How to fail your deadline? – Starting learning MySQL thinking you can master it in one day!

[#### 1. How to fail your deadline? - Starting learning MySQL thinking you can master it in one day!]

Recently, I touched upon MySQL because I wanted it to be the backend for my incoming Django-based data browser. After 4 days of prolonged fiddling I finally manage to make some notes of its functionality. It is very fast, but equally importantly, very different from Python! The other lesson is that one should allocate enough time for learning when starting a new language (depending on single linkage distance)

Today's blog will go through:

  1. Loading a table into MySQL, be it fixed-width or regularly delimited.
  2. Create relations between entries.
  3. How to deal with errors, and fix your relationship:

Overview:

MySQL is a SQL(standard query language), that is specialised for:

  1. database management: To create and maintain the structure of a database
  2. Data I/O: Retrieval and deposition of data.

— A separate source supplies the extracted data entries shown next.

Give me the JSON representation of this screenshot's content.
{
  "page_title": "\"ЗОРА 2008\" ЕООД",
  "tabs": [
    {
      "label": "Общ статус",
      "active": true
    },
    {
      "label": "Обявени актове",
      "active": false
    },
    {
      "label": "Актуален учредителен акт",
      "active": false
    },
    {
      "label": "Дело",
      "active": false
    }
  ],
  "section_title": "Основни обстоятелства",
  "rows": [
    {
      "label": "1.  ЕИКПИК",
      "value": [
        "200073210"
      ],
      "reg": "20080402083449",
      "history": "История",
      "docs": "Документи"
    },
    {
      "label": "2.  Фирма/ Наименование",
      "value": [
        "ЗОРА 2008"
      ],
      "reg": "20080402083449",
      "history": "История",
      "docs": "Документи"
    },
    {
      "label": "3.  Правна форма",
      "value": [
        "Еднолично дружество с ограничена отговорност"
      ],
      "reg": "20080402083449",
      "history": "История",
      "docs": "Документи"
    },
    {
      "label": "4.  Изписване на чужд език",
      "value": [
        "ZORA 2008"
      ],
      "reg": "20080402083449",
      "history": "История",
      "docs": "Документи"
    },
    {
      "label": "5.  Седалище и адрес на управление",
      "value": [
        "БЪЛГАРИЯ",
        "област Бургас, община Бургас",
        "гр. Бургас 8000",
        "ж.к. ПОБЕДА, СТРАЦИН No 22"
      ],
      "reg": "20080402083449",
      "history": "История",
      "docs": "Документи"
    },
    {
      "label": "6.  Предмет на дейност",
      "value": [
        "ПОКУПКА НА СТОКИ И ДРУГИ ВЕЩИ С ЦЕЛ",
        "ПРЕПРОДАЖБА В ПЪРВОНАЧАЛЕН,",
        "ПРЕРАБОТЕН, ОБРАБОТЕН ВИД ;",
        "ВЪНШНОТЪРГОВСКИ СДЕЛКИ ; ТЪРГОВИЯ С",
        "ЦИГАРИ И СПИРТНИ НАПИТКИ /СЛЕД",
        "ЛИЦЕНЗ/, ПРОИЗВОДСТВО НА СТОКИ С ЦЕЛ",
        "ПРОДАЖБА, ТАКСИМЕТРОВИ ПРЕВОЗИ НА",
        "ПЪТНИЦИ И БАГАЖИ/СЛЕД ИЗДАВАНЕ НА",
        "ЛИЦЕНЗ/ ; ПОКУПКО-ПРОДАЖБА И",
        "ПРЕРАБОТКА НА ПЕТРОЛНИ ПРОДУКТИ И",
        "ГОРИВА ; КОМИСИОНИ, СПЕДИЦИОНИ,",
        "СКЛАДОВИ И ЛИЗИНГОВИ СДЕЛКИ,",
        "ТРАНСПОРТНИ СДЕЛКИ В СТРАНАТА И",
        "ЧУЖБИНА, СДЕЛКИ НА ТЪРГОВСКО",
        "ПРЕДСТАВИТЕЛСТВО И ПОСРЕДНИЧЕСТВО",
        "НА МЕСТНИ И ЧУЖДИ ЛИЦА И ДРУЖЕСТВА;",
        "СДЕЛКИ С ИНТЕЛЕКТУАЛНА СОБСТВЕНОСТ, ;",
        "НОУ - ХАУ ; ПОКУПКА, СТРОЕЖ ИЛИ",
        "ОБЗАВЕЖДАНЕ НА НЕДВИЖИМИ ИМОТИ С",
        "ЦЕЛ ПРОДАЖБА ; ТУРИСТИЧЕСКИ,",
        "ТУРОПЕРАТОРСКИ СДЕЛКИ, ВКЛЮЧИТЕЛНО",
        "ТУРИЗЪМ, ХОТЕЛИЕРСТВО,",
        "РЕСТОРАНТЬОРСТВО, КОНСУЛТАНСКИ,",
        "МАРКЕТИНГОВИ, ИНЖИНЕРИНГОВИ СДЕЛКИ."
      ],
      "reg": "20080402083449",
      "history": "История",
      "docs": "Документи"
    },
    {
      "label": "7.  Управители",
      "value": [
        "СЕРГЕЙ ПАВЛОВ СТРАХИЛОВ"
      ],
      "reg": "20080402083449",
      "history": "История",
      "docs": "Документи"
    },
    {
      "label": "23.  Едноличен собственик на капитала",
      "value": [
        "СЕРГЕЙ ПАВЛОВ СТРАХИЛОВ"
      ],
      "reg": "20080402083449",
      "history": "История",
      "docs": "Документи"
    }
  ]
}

These functions all look good, so I went on firing a "mysql" shell to try out all different commands it provides, including SELECT, SHOW, DROP, LOAD DATA.

1. Loading a table into MySQL.

The original goal was to load a fixed-width flatfile into MySQL to form the original dataset. I used regex to transform the flatfile into a delimited form and load it with the command:

## Engage a database before doing anything
CREATE DATABASE IF NOT EXISTS TEST;
USE TEST;

## Reset the table
DROP TABLE IF EXISTS s35;
CREATE table s35(
   domain_id char(10),
   Class int, ## Note Capital "C" is used to avoid clash with python "class()" keyword
   arch int,
   topo int,
   homsf int,
   s35  int,
   s60  int,
   s95  int,
   s100 int,
   s100_seqcnt int,
   domain_length int,
   resolution float);

#### For a regularly delimited file.
LOAD DATA LOCAL INFILE '/home/shouldsee/Documents/repos/cathdb/cath-domain-list-S35.txt'
INTO TABLE s35 
FIELDS TERMINATED by '     ' lines terminated by '\n';

#### If however you got fixed-width CATH CLF.
LOAD DATA LOCAL INFILE '/home/shouldsee/Documents/repos/cathdb/cath-domain-list-S35-v4_1_0.txt' 
INTO TABLE s35
(@row)
SET domain_id = TRIM(SUBSTR(@row,1,7)),
    Class = TRIM(SUBSTR(@row,8,13)),
    arch  = TRIM(SUBSTR(@row,14,19)),
    topo  = TRIM(SUBSTR(@row,20,25)),
    homsf = TRIM(SUBSTR(@row,26,31)),
    s35   = TRIM(SUBSTR(@row,32,37)),
    s60   = TRIM(SUBSTR(@row,38,43)),
    s95   = TRIM(SUBSTR(@row,44,49)),
    s100  = TRIM(SUBSTR(@row,50,55)),
    s100_seqcnt= TRIM(SUBSTR(@row,56,61)),
    domain_length=TRIM(SUBSTR(@row,62,67)),
    resolution=TRIM(SUBSTR(@row,68,73));

SELECT domain_id,Class,arch,topo,homsf,s35 from s35 limit 5;
mysql> select domain_id,Class,arch,topo,homsf,s35 from s35 limit 5; 
+----------+-------+------+------+-------+------+
| domain_id | Class | arch | topo | homsf | s35  |
+----------+-------+------+------+-------+------+
| 1oaiA00  |     1 |   10 |    8 |    10 |    1 |
| 3frhA01  |     1 |   10 |    8 |    10 |    2 |
| 1oksA00  |     1 |   10 |    8 |    10 |    3 |
| 4un2B00  |     1 |   10 |    8 |    10 |    4 |
| 1cukA03  |     1 |   10 |    8 |    10 |    5 |
+----------+-------+------+------+-------+------+
  • Note that raw CATH CLF files are fixed-width.
  • In case you are not familiar with the organisation of CATH, each "Class" node branches into "Architecture(arch)" children nodes, which in turn branches into "Topology(topo)" children nodes, so on and so forth. CATH FAQ
  • Original "cath-domain-list-S35.txt" can be downloaded from CATH

Now we have a MySQL table containing all S35 representative structures (S35rep), which allows me to filter the table with some criteria. such as:

  1. "SELECT * FROM s35 WHERE Class=1;" : This will give you all Class 1 S35rep's (You should get 4645 rows).
  2. "SELECT * FROM s35 WHERE resolution<1.0;" : This should give all s35rep with a structual resolution < 1.0 (183 rows)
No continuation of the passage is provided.